Jedno wiem na pewno. Dużo ciekawiej czyta się podobne informacje, niżeli te o
układzie radomskim, gdzie w przekręty i skandale związane z budową drogi S12
zaplątani byli posłowie PiS z Suskim na czele, albo z Białegostoku, gdzie na
czele wypasionych karków z ONR stanęli gotowi do bicia matek z dziećmi
urzędnicy miasta z Prawa i Sprawiedliwości.
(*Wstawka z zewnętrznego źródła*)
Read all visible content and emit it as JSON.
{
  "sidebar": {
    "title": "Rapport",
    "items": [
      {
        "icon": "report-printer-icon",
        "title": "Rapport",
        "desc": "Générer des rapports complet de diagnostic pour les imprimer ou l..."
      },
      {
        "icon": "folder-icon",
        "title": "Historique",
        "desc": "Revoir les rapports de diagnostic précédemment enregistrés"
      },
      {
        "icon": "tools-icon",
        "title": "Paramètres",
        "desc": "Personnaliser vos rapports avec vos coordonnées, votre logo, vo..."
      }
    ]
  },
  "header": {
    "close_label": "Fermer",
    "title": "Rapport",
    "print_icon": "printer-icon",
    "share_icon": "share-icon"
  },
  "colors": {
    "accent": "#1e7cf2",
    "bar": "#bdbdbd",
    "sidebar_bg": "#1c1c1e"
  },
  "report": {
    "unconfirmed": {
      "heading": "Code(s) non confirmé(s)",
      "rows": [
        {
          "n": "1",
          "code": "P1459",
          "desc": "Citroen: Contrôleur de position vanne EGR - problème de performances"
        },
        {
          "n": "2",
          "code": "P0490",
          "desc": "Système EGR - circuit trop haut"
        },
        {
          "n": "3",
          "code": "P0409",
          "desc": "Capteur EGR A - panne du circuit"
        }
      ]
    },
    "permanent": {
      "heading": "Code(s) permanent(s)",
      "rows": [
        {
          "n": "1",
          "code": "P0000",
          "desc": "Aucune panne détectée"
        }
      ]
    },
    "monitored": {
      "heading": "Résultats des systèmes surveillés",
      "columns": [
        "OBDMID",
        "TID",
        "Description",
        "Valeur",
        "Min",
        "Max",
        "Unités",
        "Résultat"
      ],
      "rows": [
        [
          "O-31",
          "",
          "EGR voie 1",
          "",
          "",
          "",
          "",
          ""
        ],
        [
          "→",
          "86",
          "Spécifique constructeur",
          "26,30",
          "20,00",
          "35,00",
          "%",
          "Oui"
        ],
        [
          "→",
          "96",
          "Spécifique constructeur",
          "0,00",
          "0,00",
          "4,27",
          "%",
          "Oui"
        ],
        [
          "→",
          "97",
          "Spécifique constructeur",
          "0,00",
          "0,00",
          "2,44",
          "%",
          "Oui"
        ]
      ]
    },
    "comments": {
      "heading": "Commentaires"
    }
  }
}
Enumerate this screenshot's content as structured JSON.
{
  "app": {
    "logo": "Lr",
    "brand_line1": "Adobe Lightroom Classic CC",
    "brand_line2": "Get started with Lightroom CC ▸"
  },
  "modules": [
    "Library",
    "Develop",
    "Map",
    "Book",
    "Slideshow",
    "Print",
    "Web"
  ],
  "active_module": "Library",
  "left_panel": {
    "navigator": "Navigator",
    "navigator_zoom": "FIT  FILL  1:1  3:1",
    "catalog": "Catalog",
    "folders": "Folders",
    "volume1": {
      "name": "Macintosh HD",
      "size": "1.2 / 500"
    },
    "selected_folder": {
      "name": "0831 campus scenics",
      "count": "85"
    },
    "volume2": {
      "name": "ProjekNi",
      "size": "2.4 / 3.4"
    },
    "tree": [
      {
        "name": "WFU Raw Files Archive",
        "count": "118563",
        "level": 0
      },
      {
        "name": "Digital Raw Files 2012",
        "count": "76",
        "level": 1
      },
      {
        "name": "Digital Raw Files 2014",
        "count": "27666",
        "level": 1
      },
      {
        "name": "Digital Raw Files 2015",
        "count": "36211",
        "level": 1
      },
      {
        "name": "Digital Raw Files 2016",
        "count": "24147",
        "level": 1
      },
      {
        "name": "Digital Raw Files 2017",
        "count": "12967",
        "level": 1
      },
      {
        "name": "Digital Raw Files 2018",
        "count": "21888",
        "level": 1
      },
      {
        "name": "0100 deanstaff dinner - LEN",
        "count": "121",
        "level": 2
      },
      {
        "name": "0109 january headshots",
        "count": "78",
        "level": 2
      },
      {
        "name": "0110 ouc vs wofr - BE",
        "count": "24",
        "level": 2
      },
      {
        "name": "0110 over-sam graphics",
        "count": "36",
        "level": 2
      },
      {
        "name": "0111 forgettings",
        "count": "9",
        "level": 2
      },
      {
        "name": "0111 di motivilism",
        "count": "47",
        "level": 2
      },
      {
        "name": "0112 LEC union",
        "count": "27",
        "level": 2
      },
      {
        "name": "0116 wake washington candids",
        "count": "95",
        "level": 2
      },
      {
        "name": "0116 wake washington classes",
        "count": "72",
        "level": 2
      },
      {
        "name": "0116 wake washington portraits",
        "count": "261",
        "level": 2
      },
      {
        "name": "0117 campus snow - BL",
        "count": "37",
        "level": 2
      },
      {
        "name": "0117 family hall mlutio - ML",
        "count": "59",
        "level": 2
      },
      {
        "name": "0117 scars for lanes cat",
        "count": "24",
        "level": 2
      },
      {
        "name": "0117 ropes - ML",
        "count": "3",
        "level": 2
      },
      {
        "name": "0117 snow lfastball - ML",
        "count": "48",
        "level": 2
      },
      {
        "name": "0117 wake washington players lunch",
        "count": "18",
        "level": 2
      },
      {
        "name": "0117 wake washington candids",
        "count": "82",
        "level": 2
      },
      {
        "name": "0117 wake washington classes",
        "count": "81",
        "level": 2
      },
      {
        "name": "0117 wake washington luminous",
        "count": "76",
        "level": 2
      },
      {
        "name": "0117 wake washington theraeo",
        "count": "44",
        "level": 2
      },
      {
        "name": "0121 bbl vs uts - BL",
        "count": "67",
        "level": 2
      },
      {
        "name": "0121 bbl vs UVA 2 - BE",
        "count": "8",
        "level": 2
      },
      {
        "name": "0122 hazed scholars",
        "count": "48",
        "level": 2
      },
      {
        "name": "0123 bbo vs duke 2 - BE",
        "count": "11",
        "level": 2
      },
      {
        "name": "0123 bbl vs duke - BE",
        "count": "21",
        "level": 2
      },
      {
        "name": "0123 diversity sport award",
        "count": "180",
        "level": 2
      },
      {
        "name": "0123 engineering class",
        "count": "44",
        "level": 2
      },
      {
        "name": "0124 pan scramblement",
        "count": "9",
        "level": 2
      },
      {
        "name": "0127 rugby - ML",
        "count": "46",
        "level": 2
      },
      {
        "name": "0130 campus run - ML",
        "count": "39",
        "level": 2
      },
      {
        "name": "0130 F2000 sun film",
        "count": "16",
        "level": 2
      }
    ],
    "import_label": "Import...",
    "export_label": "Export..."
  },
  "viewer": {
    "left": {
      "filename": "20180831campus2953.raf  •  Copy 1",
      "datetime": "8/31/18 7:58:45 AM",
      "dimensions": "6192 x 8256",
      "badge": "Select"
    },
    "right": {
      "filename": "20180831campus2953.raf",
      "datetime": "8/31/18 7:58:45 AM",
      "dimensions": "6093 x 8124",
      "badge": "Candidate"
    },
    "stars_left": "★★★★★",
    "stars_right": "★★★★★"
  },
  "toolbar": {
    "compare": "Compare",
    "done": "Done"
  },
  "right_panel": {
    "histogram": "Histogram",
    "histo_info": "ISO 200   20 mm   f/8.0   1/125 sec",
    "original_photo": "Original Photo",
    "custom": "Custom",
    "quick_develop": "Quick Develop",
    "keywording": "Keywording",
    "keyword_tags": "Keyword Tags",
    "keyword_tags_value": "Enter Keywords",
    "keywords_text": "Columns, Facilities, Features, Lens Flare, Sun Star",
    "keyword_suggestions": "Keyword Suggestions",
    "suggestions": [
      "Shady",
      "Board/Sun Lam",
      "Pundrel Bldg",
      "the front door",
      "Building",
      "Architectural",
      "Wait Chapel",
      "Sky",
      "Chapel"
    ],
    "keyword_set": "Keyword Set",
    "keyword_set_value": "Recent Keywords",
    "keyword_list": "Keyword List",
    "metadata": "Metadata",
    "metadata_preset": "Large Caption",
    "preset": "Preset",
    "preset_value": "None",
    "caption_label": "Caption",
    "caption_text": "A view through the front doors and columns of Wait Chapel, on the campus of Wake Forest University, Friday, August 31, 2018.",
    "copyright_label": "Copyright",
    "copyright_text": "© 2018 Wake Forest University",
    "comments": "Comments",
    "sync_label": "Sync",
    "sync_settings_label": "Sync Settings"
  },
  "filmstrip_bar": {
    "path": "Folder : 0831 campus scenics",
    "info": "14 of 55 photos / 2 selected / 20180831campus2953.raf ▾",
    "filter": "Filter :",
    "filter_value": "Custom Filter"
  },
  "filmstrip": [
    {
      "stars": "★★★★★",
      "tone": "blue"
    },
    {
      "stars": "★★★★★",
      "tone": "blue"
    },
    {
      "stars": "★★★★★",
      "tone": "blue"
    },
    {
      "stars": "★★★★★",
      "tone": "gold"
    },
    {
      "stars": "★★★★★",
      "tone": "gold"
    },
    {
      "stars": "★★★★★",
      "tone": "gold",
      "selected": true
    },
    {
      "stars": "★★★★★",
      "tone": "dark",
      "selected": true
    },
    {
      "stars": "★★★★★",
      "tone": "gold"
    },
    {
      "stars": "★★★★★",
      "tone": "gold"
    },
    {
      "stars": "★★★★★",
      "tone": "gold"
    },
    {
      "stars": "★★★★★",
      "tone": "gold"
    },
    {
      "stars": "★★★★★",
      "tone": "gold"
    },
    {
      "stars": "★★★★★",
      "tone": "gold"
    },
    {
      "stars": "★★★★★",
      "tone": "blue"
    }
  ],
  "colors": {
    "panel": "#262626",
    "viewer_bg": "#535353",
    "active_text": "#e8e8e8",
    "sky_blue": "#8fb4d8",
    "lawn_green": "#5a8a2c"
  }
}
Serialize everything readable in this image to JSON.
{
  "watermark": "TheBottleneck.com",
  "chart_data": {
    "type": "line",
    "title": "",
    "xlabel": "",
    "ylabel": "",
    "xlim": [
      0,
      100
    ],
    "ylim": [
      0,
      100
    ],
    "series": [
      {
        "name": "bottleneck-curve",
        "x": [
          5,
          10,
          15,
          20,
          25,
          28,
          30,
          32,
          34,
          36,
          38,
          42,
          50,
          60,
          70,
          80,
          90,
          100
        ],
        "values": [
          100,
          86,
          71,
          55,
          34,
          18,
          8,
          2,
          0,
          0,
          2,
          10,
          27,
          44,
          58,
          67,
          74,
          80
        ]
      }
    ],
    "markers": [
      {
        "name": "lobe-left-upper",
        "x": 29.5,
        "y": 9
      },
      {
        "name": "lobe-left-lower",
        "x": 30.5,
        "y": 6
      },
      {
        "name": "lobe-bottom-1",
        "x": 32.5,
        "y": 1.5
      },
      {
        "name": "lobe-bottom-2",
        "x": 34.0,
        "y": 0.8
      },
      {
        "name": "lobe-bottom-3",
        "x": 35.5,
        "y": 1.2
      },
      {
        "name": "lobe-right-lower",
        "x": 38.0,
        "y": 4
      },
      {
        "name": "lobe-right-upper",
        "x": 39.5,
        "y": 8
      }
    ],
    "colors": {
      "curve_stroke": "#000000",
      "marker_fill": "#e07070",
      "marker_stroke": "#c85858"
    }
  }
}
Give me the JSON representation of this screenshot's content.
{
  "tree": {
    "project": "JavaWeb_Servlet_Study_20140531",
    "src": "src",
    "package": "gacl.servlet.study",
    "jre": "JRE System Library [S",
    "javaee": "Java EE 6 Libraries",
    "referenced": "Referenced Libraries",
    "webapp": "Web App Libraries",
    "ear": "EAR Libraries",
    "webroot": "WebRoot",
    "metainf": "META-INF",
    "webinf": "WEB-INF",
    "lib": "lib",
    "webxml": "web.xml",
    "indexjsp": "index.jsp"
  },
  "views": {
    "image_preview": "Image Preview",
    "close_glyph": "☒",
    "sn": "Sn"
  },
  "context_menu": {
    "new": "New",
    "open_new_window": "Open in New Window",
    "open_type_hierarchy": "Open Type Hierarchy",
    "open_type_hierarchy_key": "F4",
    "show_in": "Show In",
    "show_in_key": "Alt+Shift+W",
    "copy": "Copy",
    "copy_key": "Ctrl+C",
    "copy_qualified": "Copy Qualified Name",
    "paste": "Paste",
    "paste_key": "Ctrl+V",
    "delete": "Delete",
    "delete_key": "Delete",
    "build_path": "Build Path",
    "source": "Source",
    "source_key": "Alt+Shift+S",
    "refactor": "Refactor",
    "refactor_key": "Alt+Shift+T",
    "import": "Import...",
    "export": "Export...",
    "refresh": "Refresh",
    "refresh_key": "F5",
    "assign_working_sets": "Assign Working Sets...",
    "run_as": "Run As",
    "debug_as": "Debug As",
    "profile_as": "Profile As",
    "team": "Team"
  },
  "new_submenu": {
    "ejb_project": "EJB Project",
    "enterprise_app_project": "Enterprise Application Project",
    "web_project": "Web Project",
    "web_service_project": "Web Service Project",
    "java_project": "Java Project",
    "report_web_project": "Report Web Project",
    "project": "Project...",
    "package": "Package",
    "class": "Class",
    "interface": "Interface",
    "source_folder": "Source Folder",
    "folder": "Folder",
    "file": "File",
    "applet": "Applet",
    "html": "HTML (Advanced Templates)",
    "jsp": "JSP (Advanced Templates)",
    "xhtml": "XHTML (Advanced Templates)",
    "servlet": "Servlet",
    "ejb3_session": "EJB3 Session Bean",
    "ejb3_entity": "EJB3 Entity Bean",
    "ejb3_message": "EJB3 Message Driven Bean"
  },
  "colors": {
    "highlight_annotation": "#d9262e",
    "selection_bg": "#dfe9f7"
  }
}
Ponoć są wyłapani, ale czy wśród
nich byli ludzie Ziobry?, trudno powiedzieć, bo gdyby nawet byli to zapewne
trudno rozpoznawalni jak naziści z Wodzisławia, albo jakoweś Międlary czy
Rybaki.
A może by tak zamiast wzajemnego naskakiwania z pyskiem w programach TV, najmować co bardziej rześkie panie lekkich obyczajów, niechby przeciwnikom politycznym obgryzały to i owo. Skandale to dobra forma popularnosci, szczególnie partyjnej.